El verano político ha terminado como el climático, con chuzos de punta y tormenta estática sobre los cielos de Moncloa. Que no encarnan ya los cielos mesetarios de Aznar, sino el turbión leonés del nuevo inquilino.

Mariano Rajoy, preocupado él, acudió a su cita con el presidente Zapatero bajo el paragüas nacional, rojo y gualda, de este nuevo PP que es cada vez más antiguo; pero abandonó la casa del poder "muy preocupado". Inquieto por lo que a su juicio deben ser negros nubarrones suspensos en panza de burra sobre la sacrosanta unidad de la patria forjada por el visionario Fernando el Católico y aquel gran bebedor de cerveza que fue el emperador Carlos.

Confiaba remotamente Rajoy en que el político de la flor y la rosa le desvelase en rigurosa primicia sus futuros diseños territoriales; su concepto del Estado de las autonomías; sus reformistas previsiones con respecto a la Constitución; el modelo de país que pretende establecer y, sobre todo, en qué frontera política y económica situará el límite del desarrollo autonómico, esa tajadera que los populares llegaron a llamar con la boca pequeña "ley de punto final". Pero Zapatero, al parecer, calló en lo esencial, ocultó sus cartas, dejó a Rajoy abrasado de candentes dudas, limitándose a escuchar su largo listado, pero sin resolverlas.

Los líderes del PP, con la atípica e imprevisible excepción de Manuel Fraga, nunca han creído en el diseño de Adolfo Suárez. La derecha sólo asumió el Estado autonómico bajo el propósito de frenar desde la oposición su natural desarrollo. Los años ochenta escenificaron con claridad esa aversión ideológica, hasta que los politólogos de la fuerza conservadora comprendieron que, si algún día pretendían llegar a gobernar, debían asimilar la diversidad de las comunidades, sus lenguas, su nacionalidad, sus hechos diferenciales, y fingir que empujaban ese mismo carro. Pero su impulso giraba alrededor de la Administración Central. Básicamente, ésa era y es la diferencia entre el PP y el resto de los partidos autonomistas: la derecha concibe las autonomías como delegaciones de Madrid, mientras que el resto del arco parlamentario, en distintos grados, sostiene que cada autonomía es en sí misma un ente administrativo propio, capaz de abastacerse con recursos propios y de ordenar políticamente la existencia de sus habitantes. Zapatero, como parece desprenderse de sus primeras declaraciones, podría estar apuntando, a medio plazo, y en la línea de Maragall, a la definitiva configuración del territorio español como una nación de naciones. Una federación, como la norteamericana, por ejemplo, con claras diferencias autóctonas, pero tejida en una nueva y más equitativa unidad.
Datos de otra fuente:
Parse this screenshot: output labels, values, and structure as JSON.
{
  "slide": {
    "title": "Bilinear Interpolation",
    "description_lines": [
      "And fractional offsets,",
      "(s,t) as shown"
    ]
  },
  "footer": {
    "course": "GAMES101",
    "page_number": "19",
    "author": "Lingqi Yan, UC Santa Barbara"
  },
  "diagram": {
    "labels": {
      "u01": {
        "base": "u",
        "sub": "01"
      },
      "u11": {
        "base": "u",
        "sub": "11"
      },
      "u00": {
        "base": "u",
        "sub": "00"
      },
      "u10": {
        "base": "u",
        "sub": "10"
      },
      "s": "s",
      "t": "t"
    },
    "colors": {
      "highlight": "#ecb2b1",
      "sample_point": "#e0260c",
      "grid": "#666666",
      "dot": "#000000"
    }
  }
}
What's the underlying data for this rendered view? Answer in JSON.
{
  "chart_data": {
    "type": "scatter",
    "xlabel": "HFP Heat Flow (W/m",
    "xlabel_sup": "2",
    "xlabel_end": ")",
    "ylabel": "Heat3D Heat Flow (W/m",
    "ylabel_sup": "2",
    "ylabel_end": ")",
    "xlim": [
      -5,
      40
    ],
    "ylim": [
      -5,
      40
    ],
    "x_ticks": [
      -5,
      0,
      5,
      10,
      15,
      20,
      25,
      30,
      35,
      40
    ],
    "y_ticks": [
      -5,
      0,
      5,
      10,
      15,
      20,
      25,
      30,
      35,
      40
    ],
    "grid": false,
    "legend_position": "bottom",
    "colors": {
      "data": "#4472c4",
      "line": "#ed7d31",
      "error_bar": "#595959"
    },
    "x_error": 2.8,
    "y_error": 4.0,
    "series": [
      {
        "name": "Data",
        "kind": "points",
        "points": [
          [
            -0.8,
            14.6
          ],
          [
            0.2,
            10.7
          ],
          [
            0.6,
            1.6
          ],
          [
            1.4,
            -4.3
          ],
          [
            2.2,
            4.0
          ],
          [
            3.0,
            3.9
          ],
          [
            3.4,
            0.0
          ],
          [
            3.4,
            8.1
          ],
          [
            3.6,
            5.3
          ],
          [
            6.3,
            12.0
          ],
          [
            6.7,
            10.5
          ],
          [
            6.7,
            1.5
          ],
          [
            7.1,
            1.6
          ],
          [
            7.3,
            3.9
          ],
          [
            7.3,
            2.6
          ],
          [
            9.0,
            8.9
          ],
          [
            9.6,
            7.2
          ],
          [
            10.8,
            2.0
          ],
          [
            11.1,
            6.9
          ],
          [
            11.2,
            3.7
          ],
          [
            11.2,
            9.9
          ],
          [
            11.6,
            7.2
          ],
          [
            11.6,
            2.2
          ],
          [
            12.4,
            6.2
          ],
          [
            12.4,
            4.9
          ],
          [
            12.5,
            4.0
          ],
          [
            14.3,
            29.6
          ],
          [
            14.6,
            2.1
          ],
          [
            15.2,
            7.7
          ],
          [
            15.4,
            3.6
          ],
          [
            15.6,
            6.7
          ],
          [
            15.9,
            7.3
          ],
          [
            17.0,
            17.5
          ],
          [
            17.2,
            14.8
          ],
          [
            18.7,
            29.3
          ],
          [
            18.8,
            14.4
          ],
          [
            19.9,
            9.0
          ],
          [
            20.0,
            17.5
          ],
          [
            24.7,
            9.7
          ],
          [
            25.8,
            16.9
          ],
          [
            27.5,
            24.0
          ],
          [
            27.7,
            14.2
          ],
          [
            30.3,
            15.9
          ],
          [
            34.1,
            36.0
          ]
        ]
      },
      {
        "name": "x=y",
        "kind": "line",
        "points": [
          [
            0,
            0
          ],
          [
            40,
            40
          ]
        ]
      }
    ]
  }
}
Un proyecto difícil, sin precedentes en Europa, pero justificado por los éxitos políticos de la transición y la marcha de la economía a lo largo de las dos últimas décadas.

Frente al enigma territorial de Zapatero, el nuevo-viejo partido de Rajoy adoptará una posición patriótica, españolista. Justo la que Zapatero necesita para dar el golpe de tuerca y cambiar el decorado de una pieza teatral en la que se está renovando el elenco.